First Ford Mustang Sold in the U.S.

Photo: Hagerty

Instead, she drove off with it, unaware she had just bought the first Ford Mustang ever sold in the United States of Automobile America. That was April 15, 1964, and the neat little Ford cost the young woman a fortune. The price was $3,447.50, and a young elementary school teacher in 1960s America made $5,100 a year.

Gail’s parents loaned her the money, inadvertently making their daughter the first U.S. citizen to buy a Mustang – before it was officially available. Six decades on, the car is still in the possession of Gail Wise (Brown was traded in for Wise when she married Tom, a nuclear submarine technician, in 1966). The family grew to six by the mid-seventies, and the Mustang became the husband’s daily driver.

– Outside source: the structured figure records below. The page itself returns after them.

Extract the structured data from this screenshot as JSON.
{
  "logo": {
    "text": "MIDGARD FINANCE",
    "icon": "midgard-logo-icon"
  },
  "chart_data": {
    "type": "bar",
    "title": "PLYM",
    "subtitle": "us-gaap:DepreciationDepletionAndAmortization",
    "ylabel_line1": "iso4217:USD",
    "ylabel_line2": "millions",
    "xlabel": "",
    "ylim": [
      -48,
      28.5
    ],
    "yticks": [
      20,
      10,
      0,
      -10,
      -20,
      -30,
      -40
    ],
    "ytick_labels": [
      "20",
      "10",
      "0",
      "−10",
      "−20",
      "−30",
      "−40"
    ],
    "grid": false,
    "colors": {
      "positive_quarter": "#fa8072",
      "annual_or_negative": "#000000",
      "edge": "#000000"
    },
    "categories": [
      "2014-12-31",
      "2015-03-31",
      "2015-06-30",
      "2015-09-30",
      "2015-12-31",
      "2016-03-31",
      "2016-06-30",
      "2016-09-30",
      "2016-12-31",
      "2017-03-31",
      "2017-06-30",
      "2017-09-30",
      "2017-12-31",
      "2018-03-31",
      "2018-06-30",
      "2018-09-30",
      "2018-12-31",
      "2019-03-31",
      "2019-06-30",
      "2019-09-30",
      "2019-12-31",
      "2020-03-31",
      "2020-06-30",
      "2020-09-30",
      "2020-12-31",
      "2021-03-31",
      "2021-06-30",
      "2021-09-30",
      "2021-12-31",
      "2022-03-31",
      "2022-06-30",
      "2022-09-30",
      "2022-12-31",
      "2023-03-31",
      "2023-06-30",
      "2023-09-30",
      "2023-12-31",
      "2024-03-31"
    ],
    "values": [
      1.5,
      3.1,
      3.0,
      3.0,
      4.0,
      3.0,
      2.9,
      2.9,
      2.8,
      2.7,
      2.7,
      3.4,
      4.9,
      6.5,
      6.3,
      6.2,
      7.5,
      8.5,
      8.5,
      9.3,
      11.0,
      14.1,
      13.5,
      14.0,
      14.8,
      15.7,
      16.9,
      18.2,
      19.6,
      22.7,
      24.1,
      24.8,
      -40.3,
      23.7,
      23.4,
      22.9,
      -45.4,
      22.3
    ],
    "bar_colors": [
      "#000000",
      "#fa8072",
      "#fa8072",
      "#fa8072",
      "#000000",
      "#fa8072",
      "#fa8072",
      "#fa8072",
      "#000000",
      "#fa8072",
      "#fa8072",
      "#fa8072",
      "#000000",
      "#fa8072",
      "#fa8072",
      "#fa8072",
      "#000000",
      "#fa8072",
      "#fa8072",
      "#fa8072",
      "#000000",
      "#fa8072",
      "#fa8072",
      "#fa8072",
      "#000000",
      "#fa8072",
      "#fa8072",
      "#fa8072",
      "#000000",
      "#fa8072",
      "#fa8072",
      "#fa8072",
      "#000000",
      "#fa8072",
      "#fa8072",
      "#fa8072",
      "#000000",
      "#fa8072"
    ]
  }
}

The pony was sturdy enough to accommodate all the six Wises to an occasional trip to the nearest McDonald’s (), with three children sitting in the back – with no seatbelts – and the youngest in her mother’s lap on the passenger seat. Yes, it was legal back then, and no one thought otherwise.

First Ford Mustang Sold in the U.S.

Photo: Hagerty

Gail stirred quite a commotion when she drove the car for the first time. Passers-by would wave at her and ask her to slow down to get a better look at it (it, the car, not her, the girl). You can only imagine the impression she left with the seventh and eighth graders the following Thursday (April 16) when she rode the Mustang to work.

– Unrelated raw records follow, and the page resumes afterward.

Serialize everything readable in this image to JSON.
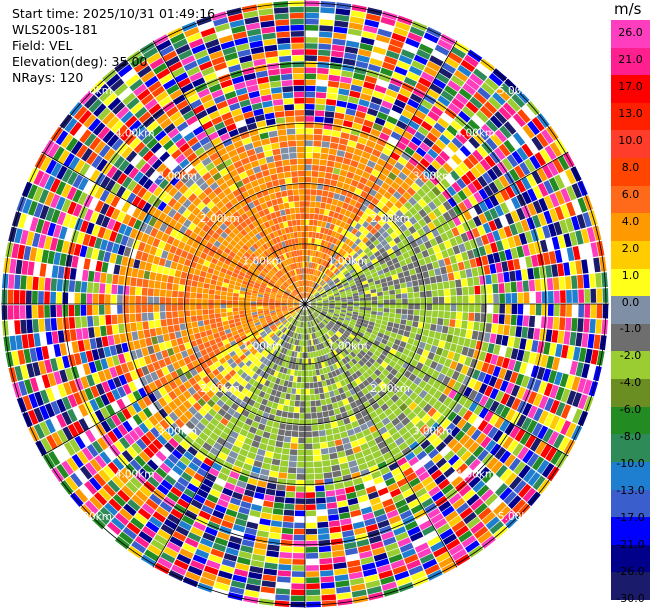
{
  "header": {
    "start_time": "Start time: 2025/10/31 01:49:16",
    "site": "WLS200s-181",
    "field": "Field: VEL",
    "elevation": "Elevation(deg): 35.00",
    "nrays": "NRays: 120"
  },
  "colorbar": {
    "unit": "m/s",
    "ticks": [
      "26.0",
      "21.0",
      "17.0",
      "13.0",
      "10.0",
      "8.0",
      "6.0",
      "4.0",
      "2.0",
      "1.0",
      "0.0",
      "-1.0",
      "-2.0",
      "-4.0",
      "-6.0",
      "-8.0",
      "-10.0",
      "-13.0",
      "-17.0",
      "-21.0",
      "-26.0",
      "-30.0"
    ],
    "colors": [
      "#ff3dbf",
      "#ff1f8f",
      "#ff0000",
      "#ff2000",
      "#ff3d2a",
      "#ff4500",
      "#ff6a1a",
      "#ff9900",
      "#ffcc00",
      "#ffff1a",
      "#7f8fa6",
      "#6e6e6e",
      "#9acd32",
      "#6b8e23",
      "#228b22",
      "#2e8b57",
      "#1e7fd0",
      "#3a5fcd",
      "#0000ff",
      "#00008b",
      "#1b1b6b"
    ]
  },
  "chart_data": {
    "type": "polar_ppi",
    "field": "VEL",
    "units": "m/s",
    "elevation_deg": 35.0,
    "n_rays": 120,
    "range_rings_km": [
      1.0,
      2.0,
      3.0,
      4.0,
      5.0
    ],
    "range_ring_labels": [
      "1.00km",
      "2.00km",
      "3.00km",
      "4.00km",
      "5.00km"
    ],
    "max_range_km": 5.05,
    "spokes_deg": [
      0,
      30,
      60,
      90,
      120,
      150,
      180,
      210,
      240,
      270,
      300,
      330
    ],
    "pattern": {
      "positive_core_ms": 4.0,
      "negative_core_ms": -2.0,
      "core_radius_km": 2.2,
      "transition_radius_km": 2.6,
      "noise_radius_km": 3.0
    }
  }
}
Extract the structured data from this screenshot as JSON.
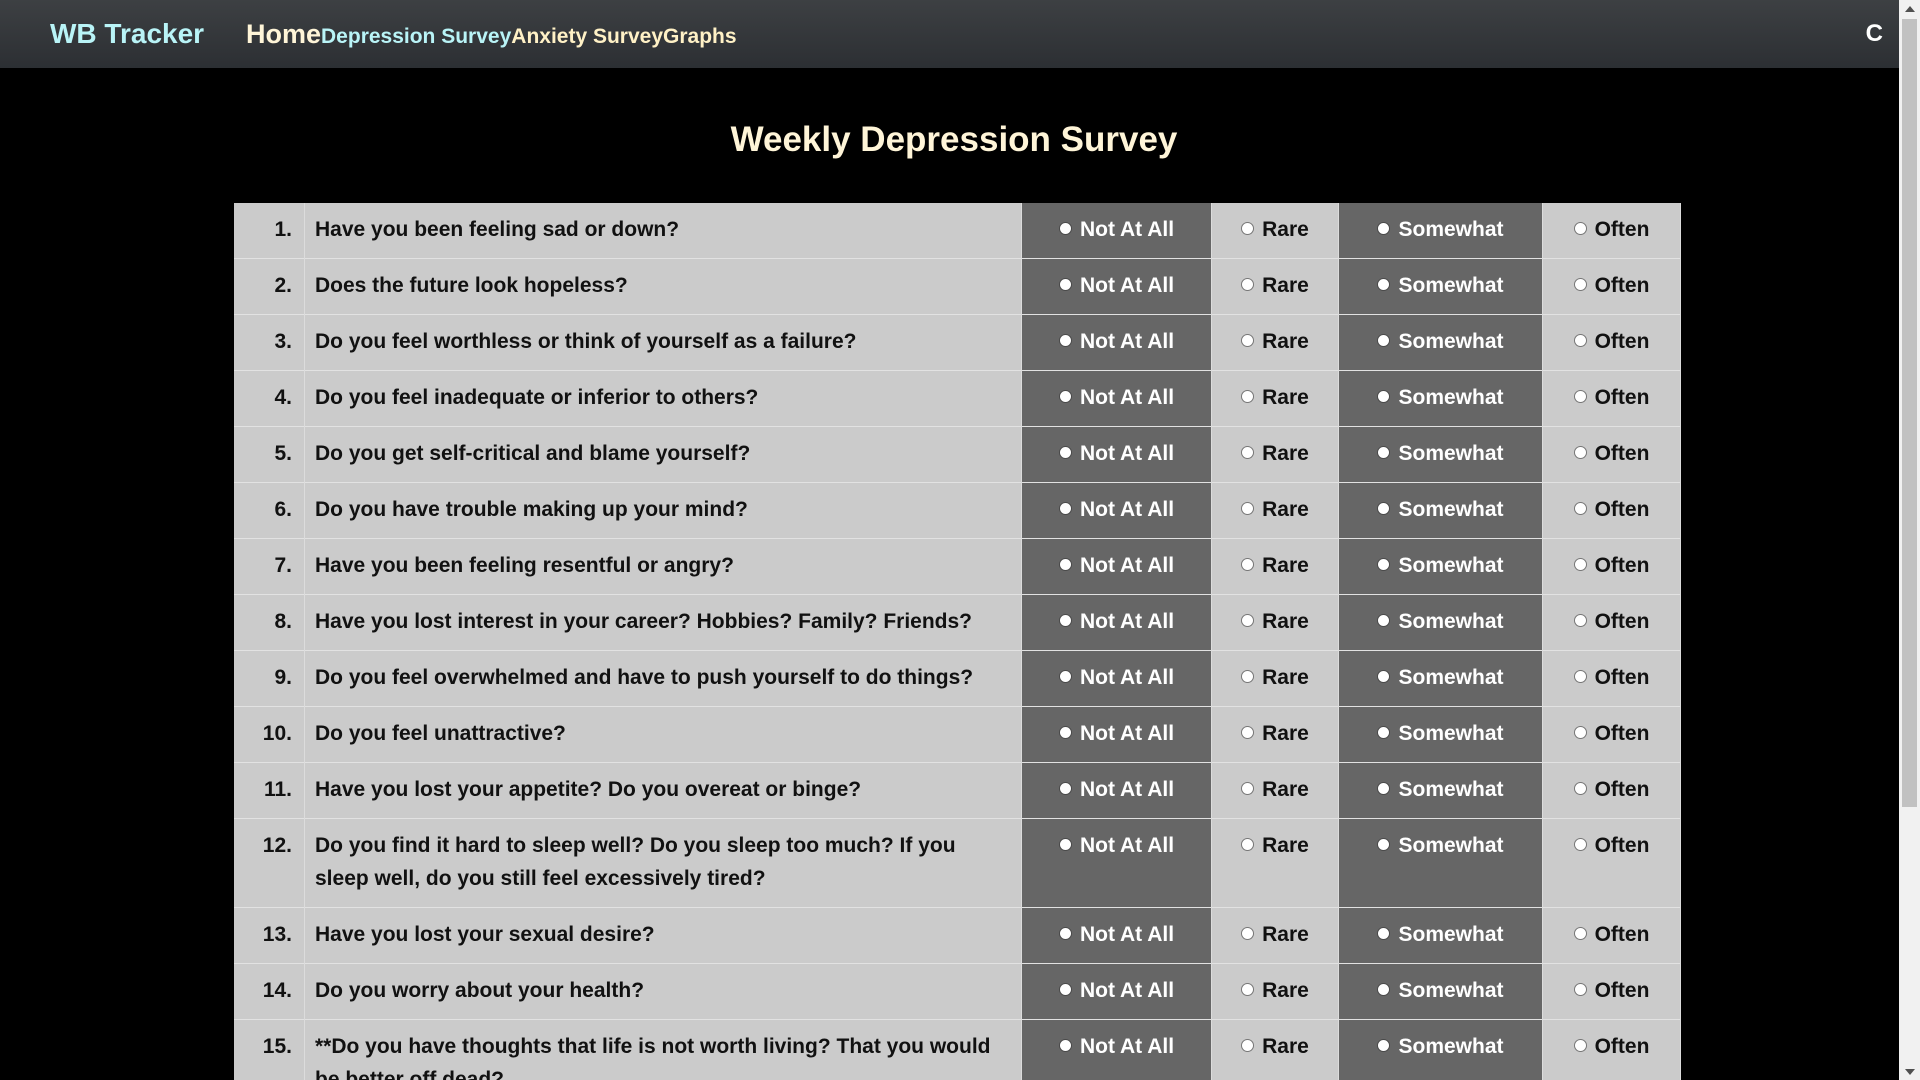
{
  "navbar": {
    "brand": "WB Tracker",
    "home": "Home",
    "links": [
      "Depression Survey",
      "Anxiety Survey",
      "Graphs"
    ],
    "right_initial": "C"
  },
  "page": {
    "title": "Weekly Depression Survey"
  },
  "options": [
    "Not At All",
    "Rare",
    "Somewhat",
    "Often"
  ],
  "questions": [
    {
      "num": "1.",
      "text": "Have you been feeling sad or down?"
    },
    {
      "num": "2.",
      "text": "Does the future look hopeless?"
    },
    {
      "num": "3.",
      "text": "Do you feel worthless or think of yourself as a failure?"
    },
    {
      "num": "4.",
      "text": "Do you feel inadequate or inferior to others?"
    },
    {
      "num": "5.",
      "text": "Do you get self-critical and blame yourself?"
    },
    {
      "num": "6.",
      "text": "Do you have trouble making up your mind?"
    },
    {
      "num": "7.",
      "text": "Have you been feeling resentful or angry?"
    },
    {
      "num": "8.",
      "text": "Have you lost interest in your career? Hobbies? Family? Friends?"
    },
    {
      "num": "9.",
      "text": "Do you feel overwhelmed and have to push yourself to do things?"
    },
    {
      "num": "10.",
      "text": "Do you feel unattractive?"
    },
    {
      "num": "11.",
      "text": "Have you lost your appetite? Do you overeat or binge?"
    },
    {
      "num": "12.",
      "text": "Do you find it hard to sleep well? Do you sleep too much? If you sleep well, do you still feel excessively tired?"
    },
    {
      "num": "13.",
      "text": "Have you lost your sexual desire?"
    },
    {
      "num": "14.",
      "text": "Do you worry about your health?"
    },
    {
      "num": "15.",
      "text": "**Do you have thoughts that life is not worth living? That you would be better off dead?"
    }
  ],
  "colors": {
    "brand": "#b9f4f7",
    "nav_text": "#fff1c6",
    "title": "#fff5d8",
    "light_cell": "#cbcbcb",
    "dark_cell": "#666666"
  }
}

After 15 years of service in the harsh Chicago winters, the Mustang was beginning to show its age. One winter day in the late seventies, the gas pedal linkage to the carburetor froze. Tom Wise pushed it into the garage with the honest intention of getting it fixed the following week. And there it sat, waiting for that fix-up day for 27 years. The original buyer insisted they sell the car, but Mr. Wise didn’t give in.

His wife tried reasoning with him, pointing out that there was not enough garage space. Running out of arguments in favor of his decision to keep the beater, Tom finally capitulated and extended the garage to accommodate the Mustang further as a retirement project. And indeed, that’s what it became.

First Ford Mustang Sold in the U.S.

Photo: Hagerty

In 2005, the Wises decided to restore the old Mustang, which was a bigger project than he had anticipated. He could wrench on the mechanicals all day long, but he knew he had to get the body to a specialized shop. The cosmetic rebuild lasted a year and cost around $35,000 (in 2006).

Following this renovation, the Mustang slowly began to attract attention – to the point that Ford Motor Company invited the Wises and their historic Ford Mustang to Dearborn to celebrate the 10th million Mustang sold in 2018. Gail and Tom Wise are still the proud owners of their (her) 1964-1/2 Ford Mustang convertible, but their children are not particularly interested in the car – at least, not to their parents’ knowledge.

Although Gail and Tom still drive the Mustang every now and then, the monumentaly significant Ford could just as easily be stored in the garage indefinitely. Three of the couple’s four children live within a mile of their home (one of the two sons has moved to Florida).